A few awkward chuckles broke the tension.
He continued, "Betrayal doesn't mean we stop trusting. It means we start trusting wisely. And mistakes don't define loyalty — redemption does."
People nodded, some even teary-eyed.
Then, with his signature half-smirk, he added, "Besides, I've already upgraded our cyber defense. So if anyone wants to steal two million again, they'll have to go through an army of firewalls and Kelvin's bad jokes."
The room burst into laughter. Kelvin raised his hands. "Hey! My jokes save lives, man."
"Sure," Jackim said, chuckling. "They scare hackers away."

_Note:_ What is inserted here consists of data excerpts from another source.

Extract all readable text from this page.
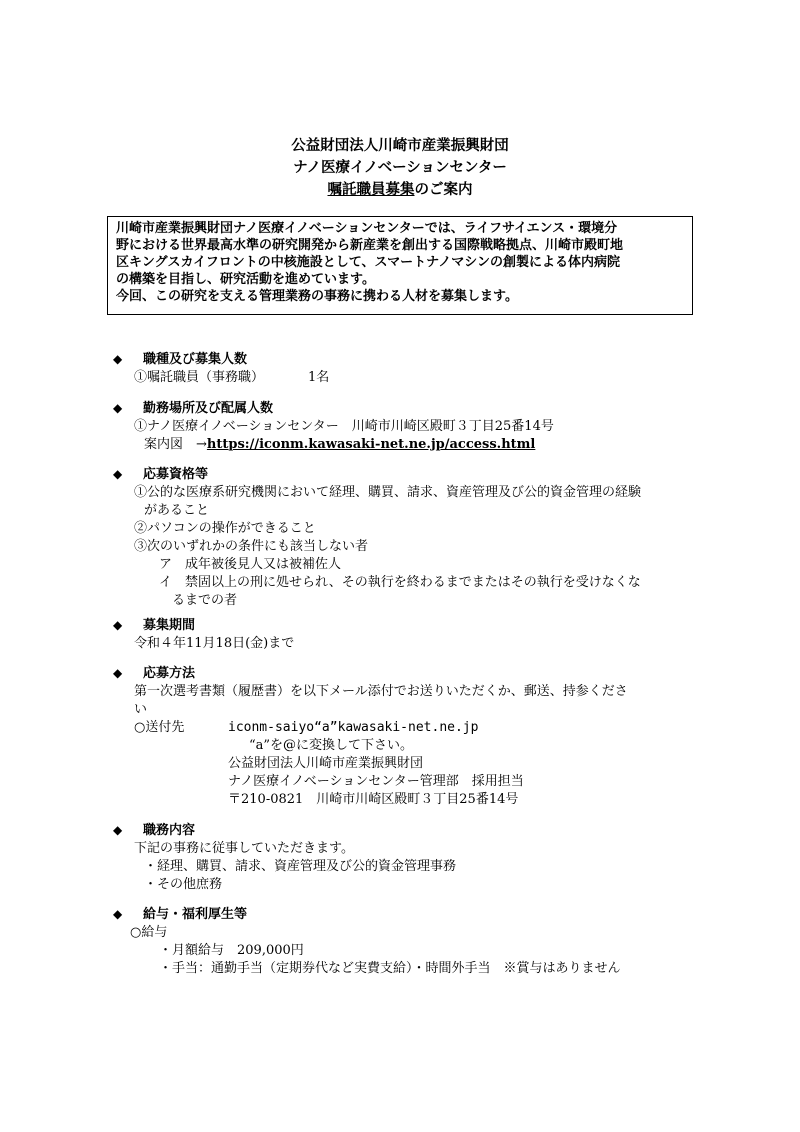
公益財団法人川崎市産業振興財団
ナノ医療イノベーションセンター
嘱託職員募集のご案内

川崎市産業振興財団ナノ医療イノベーションセンターでは、ライフサイエンス・環境分

野における世界最高水準の研究開発から新産業を創出する国際戦略拠点、川崎市殿町地

区キングスカイフロントの中核施設として、スマートナノマシンの創製による体内病院

の構築を目指し、研究活動を進めています。

今回、この研究を支える管理業務の事務に携わる人材を募集します。

◆ 職種及び募集人数
①嘱託職員（事務職）	1名
◆ 勤務場所及び配属人数
①ナノ医療イノベーションセンター　川崎市川崎区殿町３丁目25番14号
案内図　→https://iconm.kawasaki-net.ne.jp/access.html
◆ 応募資格等
①公的な医療系研究機関において経理、購買、請求、資産管理及び公的資金管理の経験
があること
②パソコンの操作ができること
③次のいずれかの条件にも該当しない者
ア　成年被後見人又は被補佐人
イ　禁固以上の刑に処せられ、その執行を終わるまでまたはその執行を受けなくな
るまでの者
◆ 募集期間
令和４年11月18日(金)まで
◆ 応募方法
第一次選考書類（履歴書）を以下メール添付でお送りいただくか、郵送、持参くださ
い
○送付先	iconm-saiyo“a”kawasaki-net.ne.jp
“a”を@に変換して下さい。
公益財団法人川崎市産業振興財団
ナノ医療イノベーションセンター管理部　採用担当
〒210-0821　川崎市川崎区殿町３丁目25番14号
◆ 職務内容
下記の事務に従事していただきます。
・経理、購買、請求、資産管理及び公的資金管理事務
・その他庶務
◆ 給与・福利厚生等
○給与
・月額給与　209,000円
・手当：通勤手当（定期券代など実費支給）・時間外手当　※賞与はありません
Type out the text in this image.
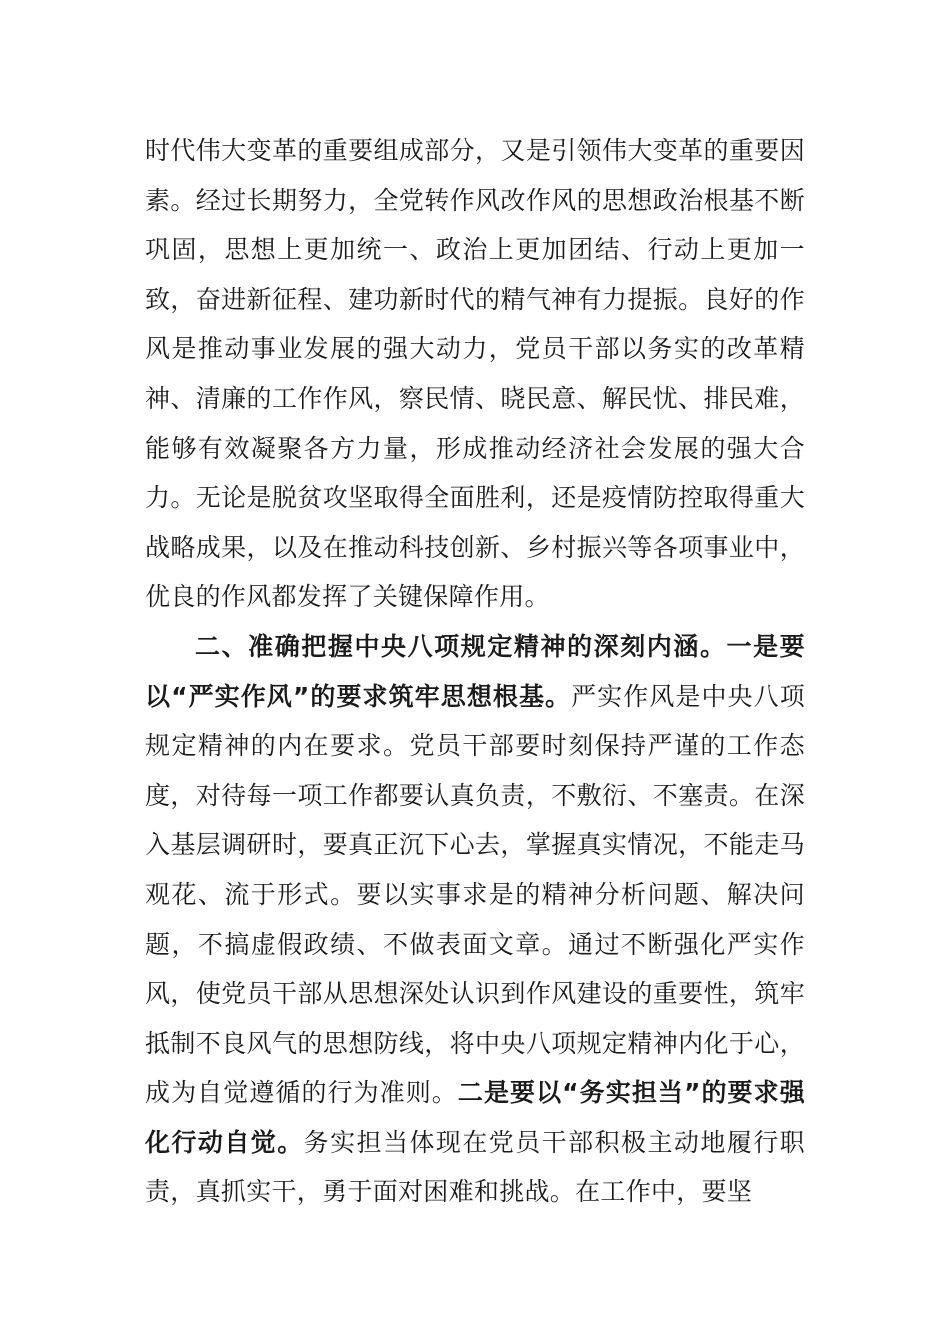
时代伟大变革的重要组成部分，又是引领伟大变革的重要因素。经过长期努力，全党转作风改作风的思想政治根基不断巩固，思想上更加统一、政治上更加团结、行动上更加一致，奋进新征程、建功新时代的精气神有力提振。良好的作风是推动事业发展的强大动力，党员干部以务实的改革精神、清廉的工作作风，察民情、晓民意、解民忧、排民难，能够有效凝聚各方力量，形成推动经济社会发展的强大合力。无论是脱贫攻坚取得全面胜利，还是疫情防控取得重大战略成果，以及在推动科技创新、乡村振兴等各项事业中，优良的作风都发挥了关键保障作用。

二、准确把握中央八项规定精神的深刻内涵。一是要以“严实作风”的要求筑牢思想根基。严实作风是中央八项规定精神的内在要求。党员干部要时刻保持严谨的工作态度，对待每一项工作都要认真负责，不敷衍、不塞责。在深入基层调研时，要真正沉下心去，掌握真实情况，不能走马观花、流于形式。要以实事求是的精神分析问题、解决问题，不搞虚假政绩、不做表面文章。通过不断强化严实作风，使党员干部从思想深处认识到作风建设的重要性，筑牢抵制不良风气的思想防线，将中央八项规定精神内化于心，成为自觉遵循的行为准则。二是要以“务实担当”的要求强化行动自觉。务实担当体现在党员干部积极主动地履行职责，真抓实干，勇于面对困难和挑战。在工作中，要坚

Laughter softened the pain, and for a moment, BragTech felt alive again — not just a company, but a family with scars and stories.
That evening, Jackim went live for a surprise Q&A. Millions tuned in. Comments flooded the screen:
@FaithK: "You're too calm, boss. How can you forgive someone who hurt you?"
@SammyJ: "Man, I wish I had your patience. I'd have burned his laptop and his soul!"
@Lina_L: "Proud of you, always."
Jackim smiled warmly and said, "Forgiveness isn't weakness. It's choosing peace when chaos wants your attention. You brag better when your heart is clean."
The chat exploded with hearts and crying emojis. Even the trolls went quiet.
He ended the livestream with a grin. "Remember, my people, betrayal teaches you who you are — not who they were."
When the lights dimmed and everyone left, Jackim leaned back in his chair, exhausted. He looked out at the city again — the same skyline that once felt like his playground, now just a reflection of endless lessons.
The system spoke softly:
Host, today's mercy increased global reputation by 350%. Do you feel satisfied?
Jackim chuckled quietly. "No, System. I don't feel satisfied. I feel… human."
And for once, the System didn't respond. It just hummed, almost respectfully.
Outside, thunder rolled in the distance. Inside, a man who had everything realized the greatest victory wasn't revenge or profit — it was peace.
He whispered to himself, smiling sadly, "Mercy may cost you, but hate costs everything."
He turned off the lights and walked away, leaving only the soft glow of the city and a lingering sense of quiet redemption.